NSW voters have been allowed a secret ballot since 1858 – but what happens when someone wants to make a submission or give evidence to a parliamentary committee inquiry anonymously?

Making a submission to a committee inquiry is an important way members of the public can participate in their democracy in the years between elections. Doing so allows people to share their expertise, experiences and viewpoints directly with parliamentary committees, contributing to the evidence and, ultimately, recommendations developed by an inquiry. And there are plenty of opportunities to get involved. In 2021, the Legislative Council commenced more than 35 new inquiries involving public submissions and surveys. To see all Upper House inquiries currently accepting submissions, filter for ‘open’ submissions on our inquiry listings page here.

PUBLISHED vs PRIVATE SUBMISSIONS

Often the people and organisations who engage with committee inquiries through the submission process want their participation to be known publicly, and some use this as an opportunity to urge others to make submissions, too.
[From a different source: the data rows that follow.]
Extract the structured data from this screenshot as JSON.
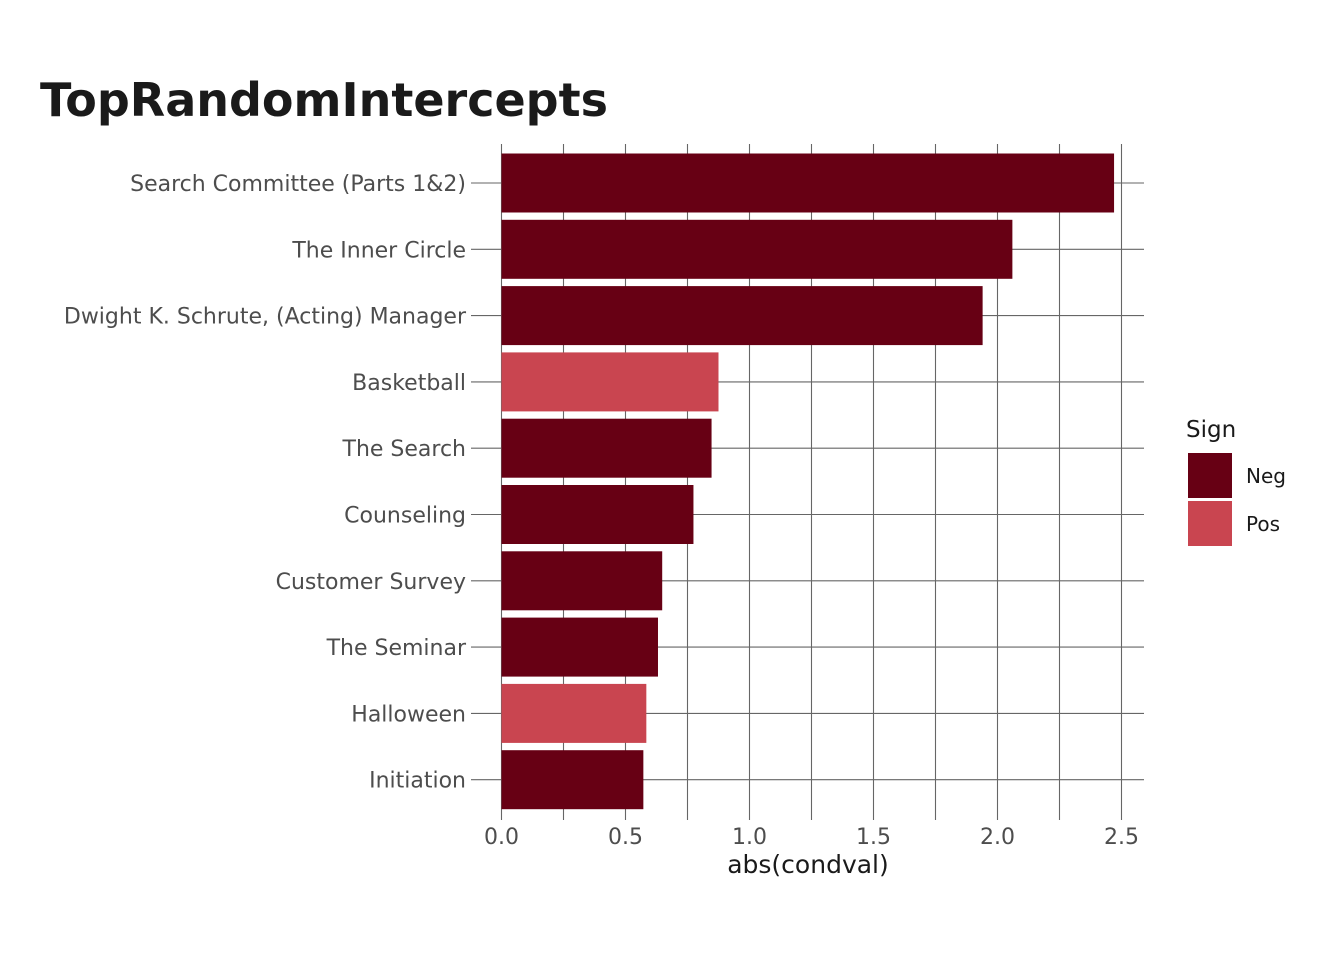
{
  "chart_data": {
    "type": "bar",
    "orientation": "horizontal",
    "title": "TopRandomIntercepts",
    "xlabel": "abs(condval)",
    "ylabel": "",
    "xlim": [
      0,
      2.6
    ],
    "xticks": [
      "0.0",
      "0.5",
      "1.0",
      "1.5",
      "2.0",
      "2.5"
    ],
    "categories": [
      "Search Committee (Parts 1&2)",
      "The Inner Circle",
      "Dwight K. Schrute, (Acting) Manager",
      "Basketball",
      "The Search",
      "Counseling",
      "Customer Survey",
      "The Seminar",
      "Halloween",
      "Initiation"
    ],
    "values": [
      2.47,
      2.06,
      1.94,
      0.875,
      0.847,
      0.774,
      0.648,
      0.631,
      0.584,
      0.572
    ],
    "sign": [
      "Neg",
      "Neg",
      "Neg",
      "Pos",
      "Neg",
      "Neg",
      "Neg",
      "Neg",
      "Pos",
      "Neg"
    ],
    "grid": true,
    "legend": {
      "title": "Sign",
      "position": "right",
      "entries": [
        {
          "name": "Neg",
          "color": "#670014"
        },
        {
          "name": "Pos",
          "color": "#c94550"
        }
      ]
    }
  }
}
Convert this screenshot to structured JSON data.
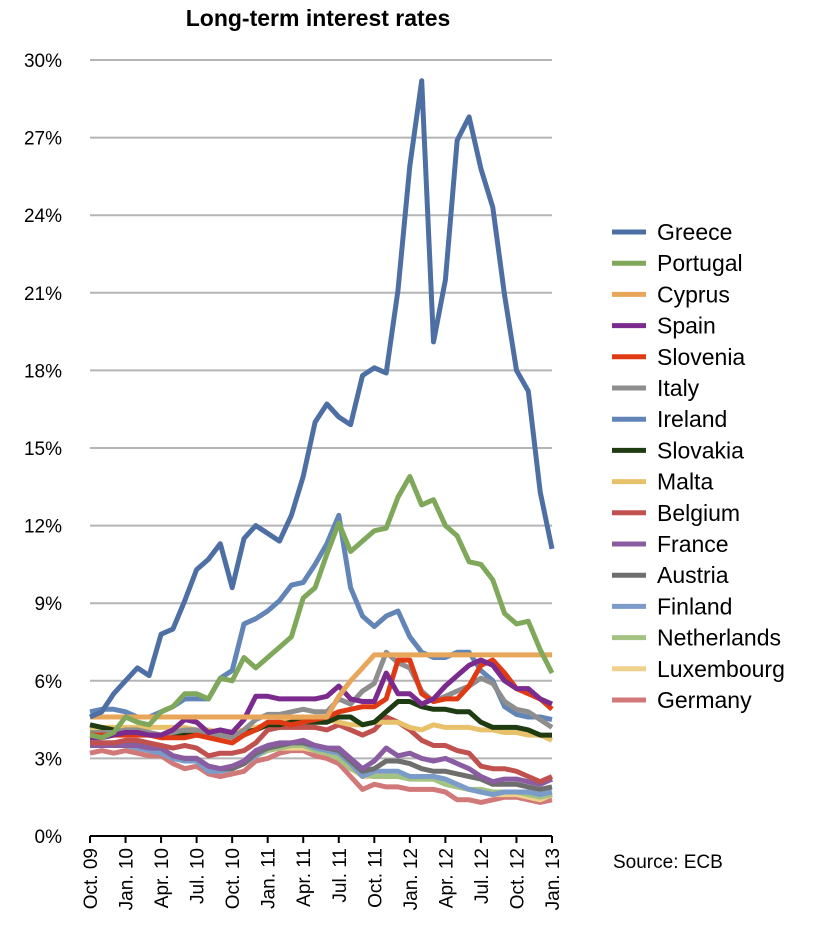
{
  "chart_data": {
    "type": "line",
    "title": "Long-term interest rates",
    "source": "Source: ECB",
    "ylim": [
      0,
      30
    ],
    "y_ticks": [
      0,
      3,
      6,
      9,
      12,
      15,
      18,
      21,
      24,
      27,
      30
    ],
    "y_tick_labels": [
      "0%",
      "3%",
      "6%",
      "9%",
      "12%",
      "15%",
      "18%",
      "21%",
      "24%",
      "27%",
      "30%"
    ],
    "x_tick_labels": [
      "Oct. 09",
      "Jan. 10",
      "Apr. 10",
      "Jul. 10",
      "Oct. 10",
      "Jan. 11",
      "Apr. 11",
      "Jul. 11",
      "Oct. 11",
      "Jan. 12",
      "Apr. 12",
      "Jul. 12",
      "Oct. 12",
      "Jan. 13"
    ],
    "x": [
      "Oct. 09",
      "Nov. 09",
      "Dec. 09",
      "Jan. 10",
      "Feb. 10",
      "Mar. 10",
      "Apr. 10",
      "May 10",
      "Jun. 10",
      "Jul. 10",
      "Aug. 10",
      "Sep. 10",
      "Oct. 10",
      "Nov. 10",
      "Dec. 10",
      "Jan. 11",
      "Feb. 11",
      "Mar. 11",
      "Apr. 11",
      "May 11",
      "Jun. 11",
      "Jul. 11",
      "Aug. 11",
      "Sep. 11",
      "Oct. 11",
      "Nov. 11",
      "Dec. 11",
      "Jan. 12",
      "Feb. 12",
      "Mar. 12",
      "Apr. 12",
      "May 12",
      "Jun. 12",
      "Jul. 12",
      "Aug. 12",
      "Sep. 12",
      "Oct. 12",
      "Nov. 12",
      "Dec. 12",
      "Jan. 13"
    ],
    "grid": true,
    "legend_position": "right",
    "series": [
      {
        "name": "Greece",
        "color": "#4e6fa3",
        "values": [
          4.6,
          4.8,
          5.5,
          6.0,
          6.5,
          6.2,
          7.8,
          8.0,
          9.1,
          10.3,
          10.7,
          11.3,
          9.6,
          11.5,
          12.0,
          11.7,
          11.4,
          12.4,
          13.9,
          16.0,
          16.7,
          16.2,
          15.9,
          17.8,
          18.1,
          17.9,
          21.1,
          25.9,
          29.2,
          19.1,
          21.5,
          26.9,
          27.8,
          25.8,
          24.3,
          20.9,
          18.0,
          17.2,
          13.3,
          11.1
        ]
      },
      {
        "name": "Portugal",
        "color": "#7fa85a",
        "values": [
          3.9,
          3.8,
          4.0,
          4.6,
          4.4,
          4.3,
          4.8,
          5.0,
          5.5,
          5.5,
          5.3,
          6.1,
          6.0,
          6.9,
          6.5,
          6.9,
          7.3,
          7.7,
          9.2,
          9.6,
          10.9,
          12.1,
          11.0,
          11.4,
          11.8,
          11.9,
          13.1,
          13.9,
          12.8,
          13.0,
          12.0,
          11.6,
          10.6,
          10.5,
          9.9,
          8.6,
          8.2,
          8.3,
          7.2,
          6.3
        ]
      },
      {
        "name": "Cyprus",
        "color": "#e8a65a",
        "values": [
          4.6,
          4.6,
          4.6,
          4.6,
          4.6,
          4.6,
          4.6,
          4.6,
          4.6,
          4.6,
          4.6,
          4.6,
          4.6,
          4.6,
          4.6,
          4.6,
          4.6,
          4.6,
          4.6,
          4.6,
          4.6,
          5.4,
          6.0,
          6.5,
          7.0,
          7.0,
          7.0,
          7.0,
          7.0,
          7.0,
          7.0,
          7.0,
          7.0,
          7.0,
          7.0,
          7.0,
          7.0,
          7.0,
          7.0,
          7.0
        ]
      },
      {
        "name": "Spain",
        "color": "#7b2a8e",
        "values": [
          3.8,
          3.8,
          3.9,
          4.0,
          4.0,
          3.9,
          3.9,
          4.1,
          4.5,
          4.4,
          4.0,
          4.1,
          4.0,
          4.5,
          5.4,
          5.4,
          5.3,
          5.3,
          5.3,
          5.3,
          5.4,
          5.8,
          5.3,
          5.2,
          5.2,
          6.3,
          5.5,
          5.5,
          5.1,
          5.3,
          5.8,
          6.2,
          6.6,
          6.8,
          6.6,
          6.0,
          5.7,
          5.7,
          5.3,
          5.1
        ]
      },
      {
        "name": "Slovenia",
        "color": "#e03a14",
        "values": [
          3.9,
          3.9,
          3.9,
          3.9,
          3.9,
          3.9,
          3.8,
          3.8,
          3.8,
          3.9,
          3.8,
          3.7,
          3.6,
          3.9,
          4.1,
          4.4,
          4.4,
          4.3,
          4.4,
          4.5,
          4.6,
          4.8,
          4.9,
          5.0,
          5.0,
          5.3,
          6.8,
          6.8,
          5.5,
          5.2,
          5.3,
          5.3,
          5.8,
          6.6,
          6.8,
          6.3,
          5.7,
          5.5,
          5.3,
          4.9
        ]
      },
      {
        "name": "Italy",
        "color": "#8e8e8e",
        "values": [
          4.0,
          4.0,
          4.0,
          4.1,
          4.1,
          4.0,
          3.9,
          4.0,
          4.1,
          4.1,
          3.9,
          3.9,
          3.8,
          4.1,
          4.5,
          4.7,
          4.7,
          4.8,
          4.9,
          4.8,
          4.8,
          5.3,
          5.1,
          5.6,
          5.9,
          7.1,
          6.7,
          6.5,
          5.6,
          5.2,
          5.4,
          5.6,
          5.8,
          6.1,
          5.9,
          5.2,
          4.9,
          4.8,
          4.5,
          4.2
        ]
      },
      {
        "name": "Ireland",
        "color": "#6185b7",
        "values": [
          4.8,
          4.9,
          4.9,
          4.8,
          4.6,
          4.6,
          4.8,
          5.0,
          5.3,
          5.3,
          5.3,
          6.1,
          6.4,
          8.2,
          8.4,
          8.7,
          9.1,
          9.7,
          9.8,
          10.5,
          11.3,
          12.4,
          9.6,
          8.5,
          8.1,
          8.5,
          8.7,
          7.7,
          7.1,
          6.9,
          6.9,
          7.1,
          7.1,
          6.4,
          6.0,
          5.0,
          4.7,
          4.6,
          4.6,
          4.5
        ]
      },
      {
        "name": "Slovakia",
        "color": "#1f3b12",
        "values": [
          4.3,
          4.2,
          4.1,
          4.0,
          4.0,
          3.9,
          3.9,
          3.9,
          3.9,
          3.9,
          3.9,
          3.9,
          3.9,
          4.0,
          4.1,
          4.3,
          4.3,
          4.4,
          4.4,
          4.4,
          4.4,
          4.6,
          4.6,
          4.3,
          4.4,
          4.8,
          5.2,
          5.2,
          5.0,
          4.9,
          4.9,
          4.8,
          4.8,
          4.4,
          4.2,
          4.2,
          4.2,
          4.1,
          3.9,
          3.9
        ]
      },
      {
        "name": "Malta",
        "color": "#e8c26a",
        "values": [
          4.2,
          4.2,
          4.2,
          4.2,
          4.2,
          4.2,
          4.2,
          4.2,
          4.2,
          4.1,
          4.1,
          4.0,
          4.0,
          4.1,
          4.2,
          4.3,
          4.4,
          4.5,
          4.5,
          4.5,
          4.5,
          4.4,
          4.3,
          4.3,
          4.4,
          4.4,
          4.4,
          4.2,
          4.1,
          4.3,
          4.2,
          4.2,
          4.2,
          4.1,
          4.1,
          4.0,
          4.0,
          3.9,
          3.9,
          3.7
        ]
      },
      {
        "name": "Belgium",
        "color": "#c1514e",
        "values": [
          3.6,
          3.6,
          3.6,
          3.7,
          3.7,
          3.6,
          3.5,
          3.4,
          3.5,
          3.4,
          3.1,
          3.2,
          3.2,
          3.3,
          3.6,
          4.1,
          4.2,
          4.2,
          4.2,
          4.2,
          4.1,
          4.3,
          4.1,
          3.9,
          4.1,
          4.6,
          4.4,
          4.1,
          3.7,
          3.5,
          3.5,
          3.3,
          3.2,
          2.7,
          2.6,
          2.6,
          2.5,
          2.3,
          2.1,
          2.3
        ]
      },
      {
        "name": "France",
        "color": "#8a5ca1",
        "values": [
          3.5,
          3.5,
          3.5,
          3.5,
          3.5,
          3.4,
          3.4,
          3.1,
          3.0,
          3.0,
          2.7,
          2.6,
          2.7,
          2.9,
          3.3,
          3.5,
          3.6,
          3.6,
          3.7,
          3.5,
          3.4,
          3.4,
          3.0,
          2.6,
          2.9,
          3.4,
          3.1,
          3.2,
          3.0,
          2.9,
          3.0,
          2.8,
          2.6,
          2.3,
          2.1,
          2.2,
          2.2,
          2.1,
          2.0,
          2.2
        ]
      },
      {
        "name": "Austria",
        "color": "#6e6e6e",
        "values": [
          3.6,
          3.6,
          3.6,
          3.6,
          3.6,
          3.5,
          3.4,
          3.1,
          3.0,
          3.0,
          2.7,
          2.6,
          2.6,
          2.8,
          3.2,
          3.4,
          3.5,
          3.6,
          3.6,
          3.5,
          3.4,
          3.3,
          2.9,
          2.5,
          2.6,
          2.9,
          2.9,
          2.8,
          2.6,
          2.5,
          2.5,
          2.4,
          2.3,
          2.2,
          2.0,
          2.0,
          2.0,
          1.9,
          1.8,
          1.9
        ]
      },
      {
        "name": "Finland",
        "color": "#7b9cc9",
        "values": [
          3.6,
          3.6,
          3.5,
          3.5,
          3.4,
          3.3,
          3.2,
          3.0,
          2.9,
          2.9,
          2.5,
          2.5,
          2.6,
          2.8,
          3.1,
          3.4,
          3.5,
          3.6,
          3.6,
          3.4,
          3.3,
          3.2,
          2.8,
          2.3,
          2.5,
          2.5,
          2.5,
          2.3,
          2.3,
          2.3,
          2.2,
          2.0,
          1.8,
          1.7,
          1.6,
          1.7,
          1.7,
          1.7,
          1.6,
          1.7
        ]
      },
      {
        "name": "Netherlands",
        "color": "#a4c382",
        "values": [
          3.6,
          3.6,
          3.5,
          3.5,
          3.4,
          3.3,
          3.3,
          3.1,
          2.9,
          2.9,
          2.6,
          2.5,
          2.6,
          2.8,
          3.1,
          3.3,
          3.4,
          3.5,
          3.5,
          3.3,
          3.2,
          3.0,
          2.6,
          2.4,
          2.3,
          2.3,
          2.3,
          2.2,
          2.2,
          2.2,
          2.0,
          1.9,
          1.8,
          1.8,
          1.7,
          1.7,
          1.7,
          1.6,
          1.5,
          1.6
        ]
      },
      {
        "name": "Luxembourg",
        "color": "#f0d18c",
        "values": [
          3.5,
          3.5,
          3.5,
          3.5,
          3.4,
          3.4,
          3.3,
          3.1,
          3.0,
          3.0,
          2.7,
          2.6,
          2.7,
          2.8,
          3.1,
          3.3,
          3.4,
          3.4,
          3.4,
          3.3,
          3.2,
          3.0,
          2.6,
          2.3,
          2.3,
          2.4,
          2.3,
          2.3,
          2.2,
          2.2,
          2.1,
          1.9,
          1.8,
          1.7,
          1.6,
          1.6,
          1.6,
          1.5,
          1.4,
          1.6
        ]
      },
      {
        "name": "Germany",
        "color": "#d17878",
        "values": [
          3.2,
          3.3,
          3.2,
          3.3,
          3.2,
          3.1,
          3.1,
          2.8,
          2.6,
          2.7,
          2.4,
          2.3,
          2.4,
          2.5,
          2.9,
          3.0,
          3.2,
          3.3,
          3.3,
          3.1,
          3.0,
          2.8,
          2.3,
          1.8,
          2.0,
          1.9,
          1.9,
          1.8,
          1.8,
          1.8,
          1.7,
          1.4,
          1.4,
          1.3,
          1.4,
          1.5,
          1.5,
          1.4,
          1.3,
          1.4
        ]
      }
    ]
  }
}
But just like when voting, there are various reasons why someone might want anonymity when taking part in a committee inquiry – the experience and evidence they’re sharing might be particularly sensitive or personal, for example, or it could be they just don’t want to be searchable online.

By inference from legislation, submissions and other types of evidence provided to committees are confidential by default. Section 4(2) of the Parliamentary Papers (Supplementary Provisions) Act 1975 states that a “committee may authorise the publication of a document received by it or evidence given before it”. This provision is reaffirmed in the Legislative Council’s Standing Order 223, which states that “a committee has power to authorise publication… of submissions received and evidence taken”.

In practice, things work a little differently. In order to streamline the submission processing and publishing process, as well as to promote transparency, the default publication status of submissions has now been flipped to ‘public’. This is allowed for via a clause to that effect in each resolution establishing a Legislative Council committee. For example, the resolution establishing the current portfolio committees states that “unless the committee decides otherwise… submissions to inquiries are to be published”.

LEVELS OF ANONYMITY

Authors who make their submissions online (now by far the most common way of submitting) are asked whether they would like the committee to publish their submission under their name, publish their submission but withhold their name, or keep both confidential. If an author asks that their name be suppressed, staff in the Legislative Council’s Committees office remove all potentially identifying details from their submission prior to publication. If an author requests confidential status, their submission will be withheld from publication, unless the committee specifically resolves otherwise.

Still, even submissions an author has asked be public aren’t published automatically. Staff review all submissions to remove signatures, personal contact details, and any other particularly sensitive identifiers before publication. Staff may also withhold publication of a submission if they identify procedural issues, such as ‘adverse mention’ (for example, where a submission makes allegations or adverse reflections on a particular person). In this case, steps must be taken to ensure procedural fairness for all parties before the submission can be made public.

STRIKING THE BALANCE

Though names or entire submissions can be kept from the public, completely anonymous submissions aren’t accepted for processing. A submission author must provide at least their name and a valid email or postal address. For example, a submission may be left unprocessed if an author provides an intentionally false email address, such as ‘fakeaddress@fakeaddress.com’, with no other way to contact them. Absolute anonymity makes it impossible for submissions to be verified and prevents staff from contacting an author, which may be necessary for reasons ranging from clarifying details to discussing the author’s rights under parliamentary privilege.

The current settings for anonymous submissions therefore strike the balance between providing privacy and protection for authors, transparency for the public, and workability for committees and their staff.